Afg3l2, an AFG3-like matrix AAA peptidase subunit 2, is a zinc metalloprotease and an ATPase located in the inner mitochondrial membrane. It is involved in mitochondrial quality control of multiple nuclear-and mitochondrial-encoded proteins. It is associated with pathways related to proteostasis and mitochondrial glutathione homeostasis, and is of great biological importance in maintaining mitochondrial function [1,2,3].

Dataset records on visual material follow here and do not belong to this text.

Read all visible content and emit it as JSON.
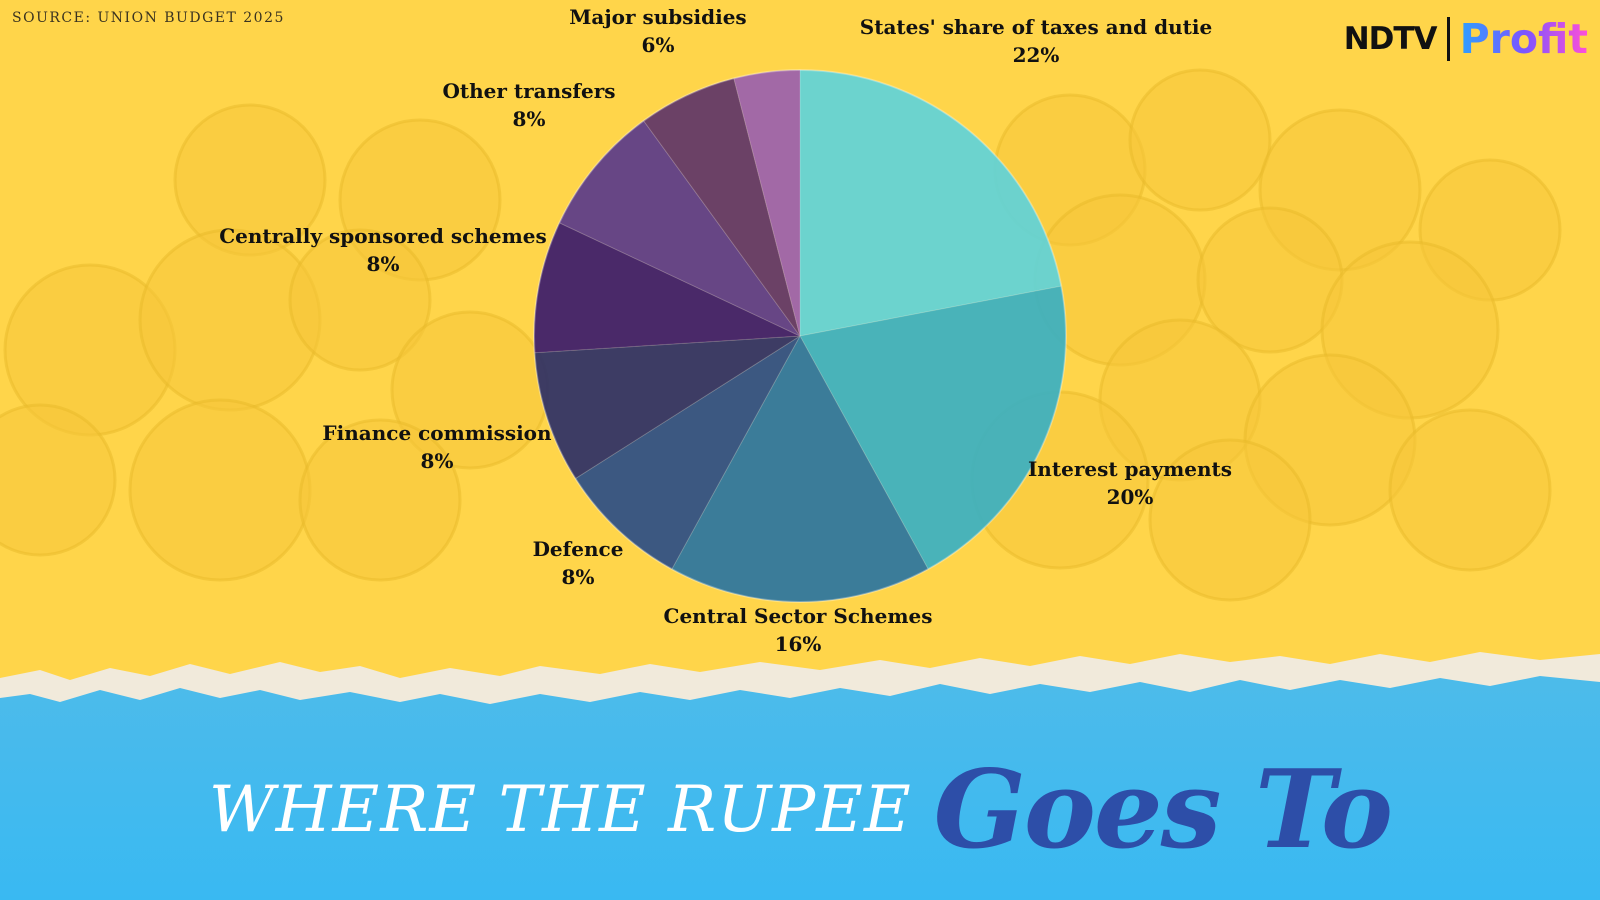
{
  "source": "SOURCE: UNION BUDGET 2025",
  "logo": {
    "left": "NDTV",
    "right": "Profit"
  },
  "headline": {
    "part1": "WHERE THE RUPEE",
    "part2": "Goes To"
  },
  "colors": {
    "background": "#ffd54a",
    "banner": "#3fb8ef",
    "headline_accent": "#2d4ea8"
  },
  "chart_data": {
    "type": "pie",
    "title": "",
    "unit": "%",
    "slices": [
      {
        "label": "States' share of taxes and dutie",
        "value": 22,
        "value_label": "22%",
        "color": "#5fd3d9"
      },
      {
        "label": "Interest payments",
        "value": 20,
        "value_label": "20%",
        "color": "#3ab0c2"
      },
      {
        "label": "Central Sector Schemes",
        "value": 16,
        "value_label": "16%",
        "color": "#2a74a0"
      },
      {
        "label": "Defence",
        "value": 8,
        "value_label": "8%",
        "color": "#2b4d86"
      },
      {
        "label": "Finance commission",
        "value": 8,
        "value_label": "8%",
        "color": "#2d2f66"
      },
      {
        "label": "Centrally sponsored schemes",
        "value": 8,
        "value_label": "8%",
        "color": "#3b1a6b"
      },
      {
        "label": "Other transfers",
        "value": 8,
        "value_label": "8%",
        "color": "#5a3a8a"
      },
      {
        "label": "Major subsidies",
        "value": 6,
        "value_label": "6%",
        "color": "#5e3468"
      },
      {
        "label": "",
        "value": 4,
        "value_label": "",
        "color": "#9a5fae"
      }
    ]
  }
}
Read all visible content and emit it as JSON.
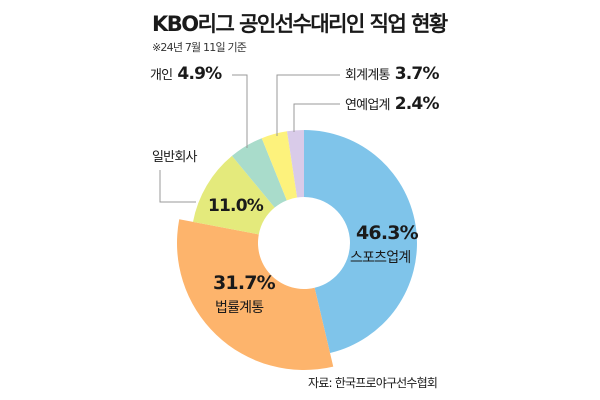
{
  "chart_data": {
    "type": "pie",
    "variant": "donut",
    "title": "KBO리그 공인선수대리인 직업 현황",
    "subtitle": "※24년 7월 11일 기준",
    "source": "자료: 한국프로야구선수협회",
    "slices": [
      {
        "label": "스포츠업계",
        "value": 46.3,
        "display": "46.3%",
        "color": "#7fc4ea"
      },
      {
        "label": "법률계통",
        "value": 31.7,
        "display": "31.7%",
        "color": "#fdb46c",
        "exploded": true
      },
      {
        "label": "일반회사",
        "value": 11.0,
        "display": "11.0%",
        "color": "#e4ea7c"
      },
      {
        "label": "개인",
        "value": 4.9,
        "display": "4.9%",
        "color": "#a9dccb"
      },
      {
        "label": "회계계통",
        "value": 3.7,
        "display": "3.7%",
        "color": "#fdf27c"
      },
      {
        "label": "연예업계",
        "value": 2.4,
        "display": "2.4%",
        "color": "#d9cbe9"
      }
    ]
  }
}
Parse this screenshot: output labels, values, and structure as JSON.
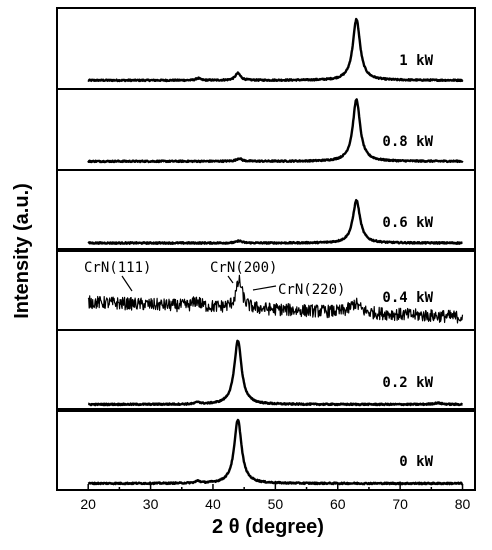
{
  "chart_data": {
    "type": "line",
    "title": "",
    "xlabel": "2 θ (degree)",
    "ylabel": "Intensity (a.u.)",
    "xlim": [
      15,
      82
    ],
    "xticks": [
      20,
      30,
      40,
      50,
      60,
      70,
      80
    ],
    "series": [
      {
        "name": "1 kW",
        "baseline": 0.08,
        "peaks": [
          {
            "center": 63.0,
            "height": 0.86,
            "width": 0.7
          },
          {
            "center": 44.0,
            "height": 0.1,
            "width": 0.5
          },
          {
            "center": 37.6,
            "height": 0.03,
            "width": 0.4
          }
        ],
        "noise": 0.01
      },
      {
        "name": "0.8 kW",
        "baseline": 0.08,
        "peaks": [
          {
            "center": 63.0,
            "height": 0.87,
            "width": 0.7
          },
          {
            "center": 44.2,
            "height": 0.04,
            "width": 0.5
          }
        ],
        "noise": 0.01
      },
      {
        "name": "0.6 kW",
        "baseline": 0.07,
        "peaks": [
          {
            "center": 63.0,
            "height": 0.6,
            "width": 0.7
          },
          {
            "center": 44.2,
            "height": 0.03,
            "width": 0.5
          }
        ],
        "noise": 0.01
      },
      {
        "name": "0.4 kW",
        "baseline": 0.35,
        "slope": -0.0035,
        "peaks": [
          {
            "center": 44.2,
            "height": 0.38,
            "width": 0.6
          },
          {
            "center": 37.4,
            "height": 0.08,
            "width": 0.6
          },
          {
            "center": 62.8,
            "height": 0.13,
            "width": 0.9
          }
        ],
        "noise": 0.09
      },
      {
        "name": "0.2 kW",
        "baseline": 0.05,
        "peaks": [
          {
            "center": 44.0,
            "height": 0.9,
            "width": 0.7
          },
          {
            "center": 37.6,
            "height": 0.03,
            "width": 0.4
          },
          {
            "center": 76.0,
            "height": 0.02,
            "width": 0.8
          }
        ],
        "noise": 0.01
      },
      {
        "name": "0 kW",
        "baseline": 0.05,
        "peaks": [
          {
            "center": 44.0,
            "height": 0.9,
            "width": 0.7
          },
          {
            "center": 37.6,
            "height": 0.03,
            "width": 0.4
          }
        ],
        "noise": 0.01
      }
    ],
    "annotations": [
      {
        "text": "CrN(111)",
        "target_x": 37.4
      },
      {
        "text": "CrN(200)",
        "target_x": 44.2
      },
      {
        "text": "CrN(220)",
        "target_x": 62.8
      }
    ],
    "grid": false,
    "legend": "panel labels at right"
  }
}
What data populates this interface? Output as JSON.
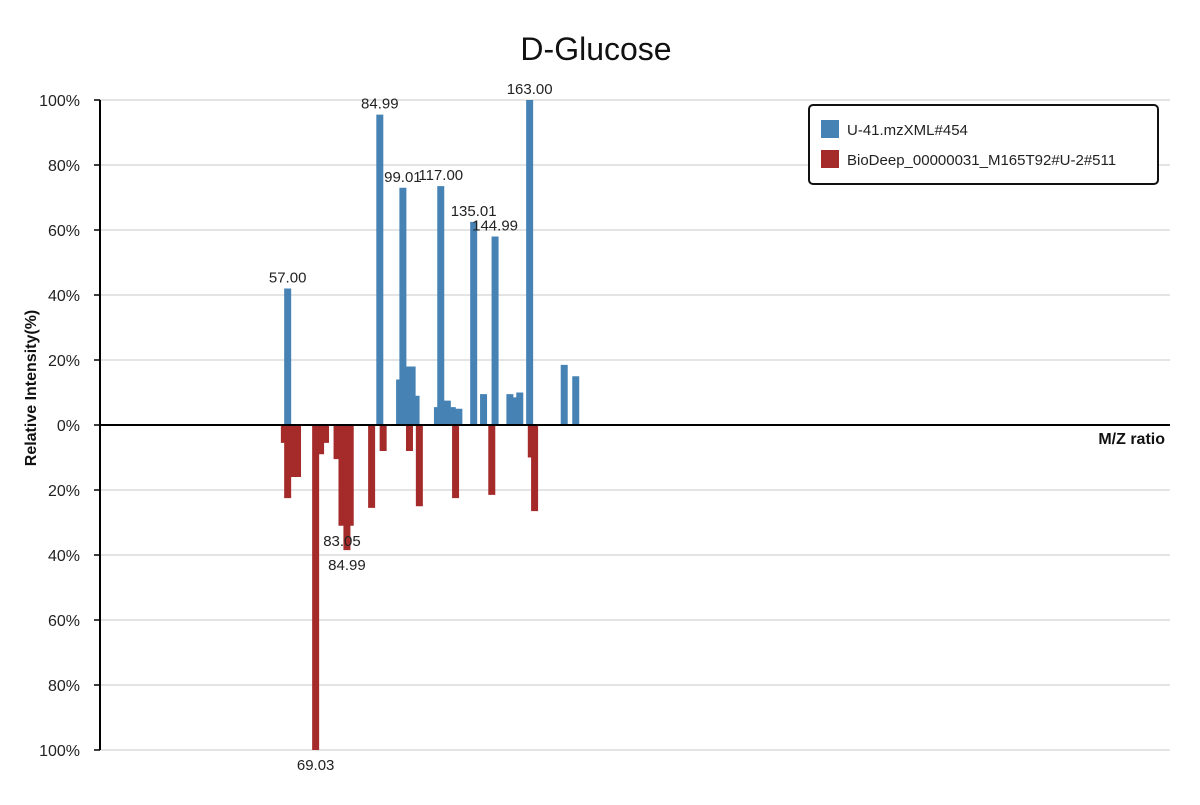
{
  "chart_data": {
    "type": "bar",
    "title": "D-Glucose",
    "xlabel": "M/Z ratio",
    "ylabel": "Relative Intensity(%)",
    "x_range": [
      0,
      325
    ],
    "ylim": [
      -100,
      100
    ],
    "y_ticks": [
      {
        "value": 100,
        "label": "100%"
      },
      {
        "value": 80,
        "label": "80%"
      },
      {
        "value": 60,
        "label": "60%"
      },
      {
        "value": 40,
        "label": "40%"
      },
      {
        "value": 20,
        "label": "20%"
      },
      {
        "value": 0,
        "label": "0%"
      },
      {
        "value": -20,
        "label": "20%"
      },
      {
        "value": -40,
        "label": "40%"
      },
      {
        "value": -60,
        "label": "60%"
      },
      {
        "value": -80,
        "label": "80%"
      },
      {
        "value": -100,
        "label": "100%"
      }
    ],
    "grid": true,
    "legend_position": "top-right",
    "series": [
      {
        "name": "U-41.mzXML#454",
        "color": "#4682B4",
        "peaks": [
          {
            "mz": 57.0,
            "intensity": 42,
            "label": "57.00"
          },
          {
            "mz": 69.03,
            "intensity": 0
          },
          {
            "mz": 84.99,
            "intensity": 95.5,
            "label": "84.99"
          },
          {
            "mz": 91.0,
            "intensity": 14
          },
          {
            "mz": 92.0,
            "intensity": 73,
            "label": "99.01"
          },
          {
            "mz": 93.5,
            "intensity": 18
          },
          {
            "mz": 94.8,
            "intensity": 18
          },
          {
            "mz": 96.0,
            "intensity": 9
          },
          {
            "mz": 102.5,
            "intensity": 5.5
          },
          {
            "mz": 103.5,
            "intensity": 73.5,
            "label": "117.00"
          },
          {
            "mz": 105.5,
            "intensity": 7.5
          },
          {
            "mz": 107.0,
            "intensity": 5.5
          },
          {
            "mz": 109.0,
            "intensity": 5
          },
          {
            "mz": 113.5,
            "intensity": 62.5,
            "label": "135.01"
          },
          {
            "mz": 116.5,
            "intensity": 9.5
          },
          {
            "mz": 120.0,
            "intensity": 58,
            "label": "144.99"
          },
          {
            "mz": 124.5,
            "intensity": 9.5
          },
          {
            "mz": 126.0,
            "intensity": 8.5
          },
          {
            "mz": 127.5,
            "intensity": 10
          },
          {
            "mz": 130.5,
            "intensity": 100,
            "label": "163.00"
          },
          {
            "mz": 141.0,
            "intensity": 18.5
          },
          {
            "mz": 144.5,
            "intensity": 15
          }
        ]
      },
      {
        "name": "BioDeep_00000031_M165T92#U-2#511",
        "color": "#A52A2A",
        "peaks": [
          {
            "mz": 56.0,
            "intensity": -5.5
          },
          {
            "mz": 57.0,
            "intensity": -22.5
          },
          {
            "mz": 58.5,
            "intensity": -16
          },
          {
            "mz": 60.0,
            "intensity": -16
          },
          {
            "mz": 65.5,
            "intensity": -100,
            "label": "69.03"
          },
          {
            "mz": 67.0,
            "intensity": -9
          },
          {
            "mz": 68.5,
            "intensity": -5.5
          },
          {
            "mz": 72.0,
            "intensity": -10.5
          },
          {
            "mz": 73.5,
            "intensity": -31,
            "label": "83.05"
          },
          {
            "mz": 75.0,
            "intensity": -38.5,
            "label": "84.99"
          },
          {
            "mz": 76.0,
            "intensity": -31
          },
          {
            "mz": 82.5,
            "intensity": -25.5
          },
          {
            "mz": 86.0,
            "intensity": -8
          },
          {
            "mz": 94.0,
            "intensity": -8
          },
          {
            "mz": 97.0,
            "intensity": -25
          },
          {
            "mz": 108.0,
            "intensity": -22.5
          },
          {
            "mz": 119.0,
            "intensity": -21.5
          },
          {
            "mz": 131.0,
            "intensity": -10
          },
          {
            "mz": 132.0,
            "intensity": -26.5
          }
        ]
      }
    ]
  }
}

Mutations in Afg3l2 lead to various neurological disorders. For example, dominant mutations can cause autosomal dominant spinocerebellar ataxia type 28 (SCA28), and biallelic mutations may result in spastic ataxia 5 (SPAX5) and optic atrophy type 12. In addition, it has been found that Afg3l2 is responsible for degrading the mitochondrial transporter SLC25A39, and this regulation is related to mitochondrial iron-sulfur cluster sensing and glutathione homeostasis [1,4,5,6]. In some studies, re-analysis of sequencing data has identified Afg3l2 variants associated with optic atrophy [7].

In conclusion, Afg3l2 plays a crucial role in mitochondrial quality control and is associated with multiple neurological disorders. The study of Afg3l2 mutations in different models helps to understand the pathogenesis of related diseases, providing a basis for diagnosis and potential treatment strategies.